- Born: François Baert 25 August 1651 Ypres, Spanish Netherlands (now Belgium)
- Died: 27 October 1719 (aged 68) Antwerp, Spanish Netherlands
- Occupations: Jesuit priest, hagiographer
- Known for: Work on the Acta Sanctorum as a Bollandist
- Religion: Roman Catholic

= François Baert =

François Baert (25 August 1651 – 27 October 1719) was a Jesuit hagiographer, one of the Bollandists, from the Spanish Netherlands.

Born in Ypres on 25 August 1651, Baert entered the Society of Jesus at the novitiate of Mechlin, 28 September 1667. After completing his early formation he was teacher in several high schools of the Belgian province, studied philosophy and theology, and was finally ordained priest in 1680. The following year, 1681, he was made assistant to Daniel Papebroch, the last survivor of the first generation of Bollandists.

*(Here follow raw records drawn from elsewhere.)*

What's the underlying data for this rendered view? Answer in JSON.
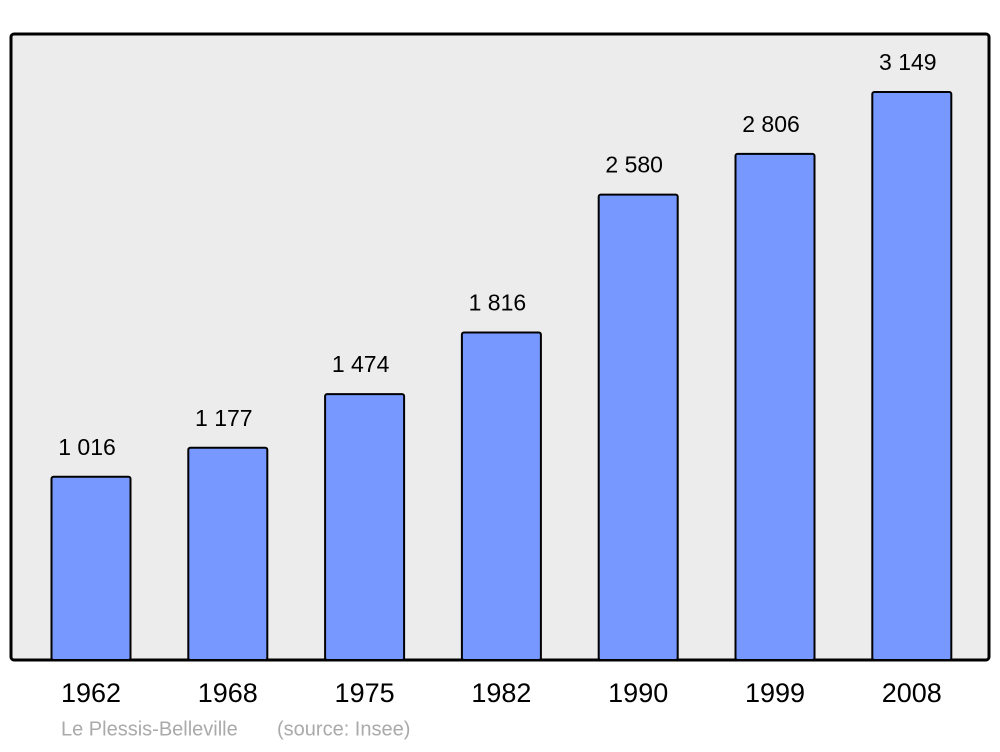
{
  "chart_data": {
    "type": "bar",
    "categories": [
      "1962",
      "1968",
      "1975",
      "1982",
      "1990",
      "1999",
      "2008"
    ],
    "values": [
      1016,
      1177,
      1474,
      1816,
      2580,
      2806,
      3149
    ],
    "value_labels": [
      "1 016",
      "1 177",
      "1 474",
      "1 816",
      "2 580",
      "2 806",
      "3 149"
    ],
    "color": "#7799ff",
    "place": "Le Plessis-Belleville",
    "source": "(source: Insee)"
  }
}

The name of Baertius is on the title pages of nine of the volumes of the Acta Sanctorum; the last four of May, and of the first five of June; but to judge from the articles published in these volumes his collaboration is by no means so large as these figures would indicate. There are no articles bearing his signature either in the volumes for May nor in the fifth volume for June. The other four volumes for June contain some fifteen articles by him, all very short excepting the commentaries on Columba and Basil the Great, of the date of 9 June. On an appendix to the st. Basil entry he pointed out the various inconsistencies in the Pseudo-Ampholochian apocryphal vita.

In 1688, in company with Conrad Janninck, he made a trip to Austria and Hungary in search of hagiographical material; the journey lasted eight months and the two returned with a large number of documents.

Baert died in Antwerp on 27 October 1719.